Background: The late Center for Wooden Boats founder Dick Wagner was a boat enthusiast who once rented out vessels from his floating home. Today CWB restores vessels and offers free Sunday sails to honor the city’s maritime heritage. Designed by architecture firm Olson Kundig, CWB’s new Wagner Education Center houses exhibit space, classrooms, and a boat shop.
Details: The education center’s simple palette of wood, steel, and glass mimics the materials found on a boat, while the structure draws inspiration from historic boatbuilding facilities.
Location: South Lake Union; *1010 Valley St; cwb.org
Background: In the heart of Amazon’s sprawling campus in South Lake Union, three conjoined domes appear otherworldly in the cityscape. Meet The Spheres, steel-framed orbs encased in 2,643 panes of glass. Inside, more than 40,000 plant species from 30-plus countries fill the space with greenery, providing a new take on the typical urban office building.

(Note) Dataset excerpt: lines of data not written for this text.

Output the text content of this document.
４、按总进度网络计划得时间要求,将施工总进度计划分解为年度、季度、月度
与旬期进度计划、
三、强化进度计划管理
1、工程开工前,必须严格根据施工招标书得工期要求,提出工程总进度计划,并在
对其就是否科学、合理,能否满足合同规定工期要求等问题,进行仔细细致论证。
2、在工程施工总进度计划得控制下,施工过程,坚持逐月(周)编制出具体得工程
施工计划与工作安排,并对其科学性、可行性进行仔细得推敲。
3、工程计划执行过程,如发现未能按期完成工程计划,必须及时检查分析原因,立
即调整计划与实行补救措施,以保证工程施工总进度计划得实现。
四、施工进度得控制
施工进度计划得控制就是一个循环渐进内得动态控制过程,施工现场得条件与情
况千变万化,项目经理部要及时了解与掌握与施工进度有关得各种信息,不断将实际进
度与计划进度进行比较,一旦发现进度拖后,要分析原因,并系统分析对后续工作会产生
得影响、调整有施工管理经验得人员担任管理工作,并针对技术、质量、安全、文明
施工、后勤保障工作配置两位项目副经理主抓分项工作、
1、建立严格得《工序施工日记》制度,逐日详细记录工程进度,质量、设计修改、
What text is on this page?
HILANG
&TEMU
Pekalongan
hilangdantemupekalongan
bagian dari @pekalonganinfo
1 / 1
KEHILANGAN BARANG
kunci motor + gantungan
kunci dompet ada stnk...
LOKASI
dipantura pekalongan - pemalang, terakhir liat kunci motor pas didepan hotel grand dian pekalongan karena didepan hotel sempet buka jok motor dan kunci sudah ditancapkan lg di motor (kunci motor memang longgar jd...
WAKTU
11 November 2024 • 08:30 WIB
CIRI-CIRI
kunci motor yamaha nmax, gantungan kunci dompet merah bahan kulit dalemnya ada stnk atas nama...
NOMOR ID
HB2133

Details: The Spheres’ 50-foot-tall Canyon Living Wall features tiny epiphytes (or air plants) that don’t require any soil. To tour The Spheres, reserve a spot on an Amazon HQ Tour or during a Saturday open house; book in advance as both fill up quickly.
Location: South Lake Union; 2101 Seventh Ave; spheres.com
Background: What happens when you ask legendary architect Frank O. Gehry to design a museum that evokes rock and roll? A fusion of color, shape, and texture that is as provocative as it is thought provoking, even two decades after it was first built. The Museum of Pop Culture (MoPOP) captures that creative spirit inside and out, with rotating exhibits that examine all facets of music, fantasy, film, and more.
Details: Designed to look like a smashed guitar from above, MoPOP features 21,000 aluminum and stainless steel panels that reflect light differently from every angle, meant to remind viewers that culture is constantly in flux.
Location: Seattle Center, *325 Fifth Ave N; mopop.org
Background: Walk by the Arctic Building (built in 1916) and Cobb Building (1910), and look up. You’ll find unique decorative touches that not only add personality but also tell a story about the buildings and Seattle’s roots.
Details: The Arctic Building’s terra-cotta walruses give a nod to the structure’s original purpose as a club for businessmen who prospered during the Klondike Gold Rush. Meanwhile, the Cobb Building’s Native American ornaments on the 10th and 11th floors honor the city’s first inhabitants.
Location: Downtown; 700 Third Ave (Arctic Building); 1301 Fourth Ave (Cobb Building)
Background: The faceted steel-and-glass structure of Seattle Public Library’s central branch offers a dramatic departure from the rest of the city’s rectangular buildings. Architects Rem Koolhaas and Joshua Ramus designed it to look like a stack of floating platforms, earning it a spot on the American Institute of Architects͛ list of 150 favorite structures in the United States. Inside, the library houses 1.45 million books and media titles, plus a four-level book spiral.
Details: The exterior glass can cover 5.5 football fields, with stretched metal mesh sandwiched between layers to help reduce glare and heat on surfaces in direct sunlight. Take a self-guided cell phone tour (206-686-8564*) to learn more about the building and its interiors.
Location: Downtown; *1000 Fourth Ave; spl.org
Background: A holdout from Seattle’s art deco era, the Exchange Building (completed in 1930) was originally built to house the Seattle Stock Exchange. Today its 23 floors serve as commercial office space, but dazzling art deco details remain as a reminder of its place in the city’s history.
Details: The front doors on Second Avenue feature classic art deco elements: colorful stained glass, bold geometric shapes, and ornate detailing.